Microsoft has a knack for naming esoteric server technologies like euphemisms from a sci-fi novel, so Desired State Configuration sounds straight out of Philip K. Dick. It wasn’t created necessarily for containers, but if it works, it could foreseeably enable scalable services (maybe no longer “micro-” but services nonetheless) to perceive the piece of the Registry that pertains to them, as a kind of illusory projection on the part of an active agent.
If it works, it could enable existing Windows applications to be scalable in elastic cloud architectures. But as Mike Neil’s revelations made clear to us, that’s a huge “if.”
The phrase Mike Neil omits from much of this discussion is “orchestration layer.” Obviously Windows Server will find itself requiring counterparts for the tools with which the open source community has already been availing itself, such as Mesos for orchestration and Aurora for scheduling.
But because these tools are open source — especially because they’re Apache projects — they’ve had the benefit of contributions from implementers who’ve successfully made adjustments for their own purposes. Windows Server has always been a closed-door project. And although Docker Engine remains open source and overseen by the community, the Windows Server client for Docker Engine will be contributed by Microsoft.
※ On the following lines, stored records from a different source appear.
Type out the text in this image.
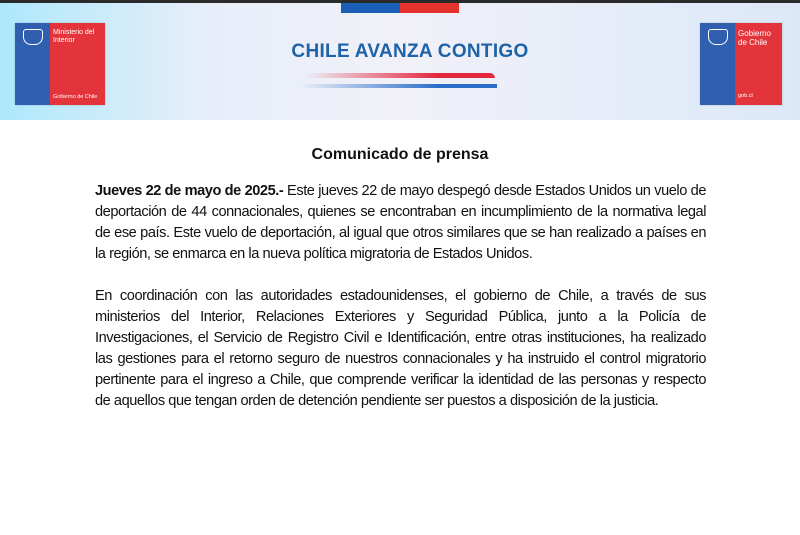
Ministerio del Interior
Gobierno de Chile
CHILE AVANZA CONTIGO
Gobierno de Chile
gob.cl
Comunicado de prensa

Jueves 22 de mayo de 2025.- Este jueves 22 de mayo despegó desde Estados Unidos un vuelo de deportación de 44 connacionales, quienes se encontraban en incumplimiento de la normativa legal de ese país. Este vuelo de deportación, al igual que otros similares que se han realizado a países en la región, se enmarca en la nueva política migratoria de Estados Unidos.

En coordinación con las autoridades estadounidenses, el gobierno de Chile, a través de sus ministerios del Interior, Relaciones Exteriores y Seguridad Pública, junto a la Policía de Investigaciones, el Servicio de Registro Civil e Identificación, entre otras instituciones, ha realizado las gestiones para el retorno seguro de nuestros connacionales y ha instruido el control migratorio pertinente para el ingreso a Chile, que comprende verificar la identidad de las personas y respecto de aquellos que tengan orden de detención pendiente ser puestos a disposición de la justicia.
What has yet to be determined, even after the new server systems have already been announced, is how Microsoft perceives the relationships between itself and developers, and between itself and DevOps professionals, as this new Docker-centric operating system becomes a commercial reality. Professionals are more accustomed these days to contributing to the process. Microsoft likes to host conferences for professionals — it plans to host two, Build and Ignite, in just a few weeks’ time — and has hosted open source projects in the past, but never with the name “Windows.”
Microsoft could very well continue under the presumption that the solutions to this and other architectural issues can only emerge from deep within the caverns of its research labs (as was supposed to have been the case with “Drawbridge”). If that ends up being the case, then no matter what changes are made to Windows Server, businesses accustomed to open source will no longer wait patiently for their allotted updates.
They’ve already had their revolution, after all. The new stack is already here.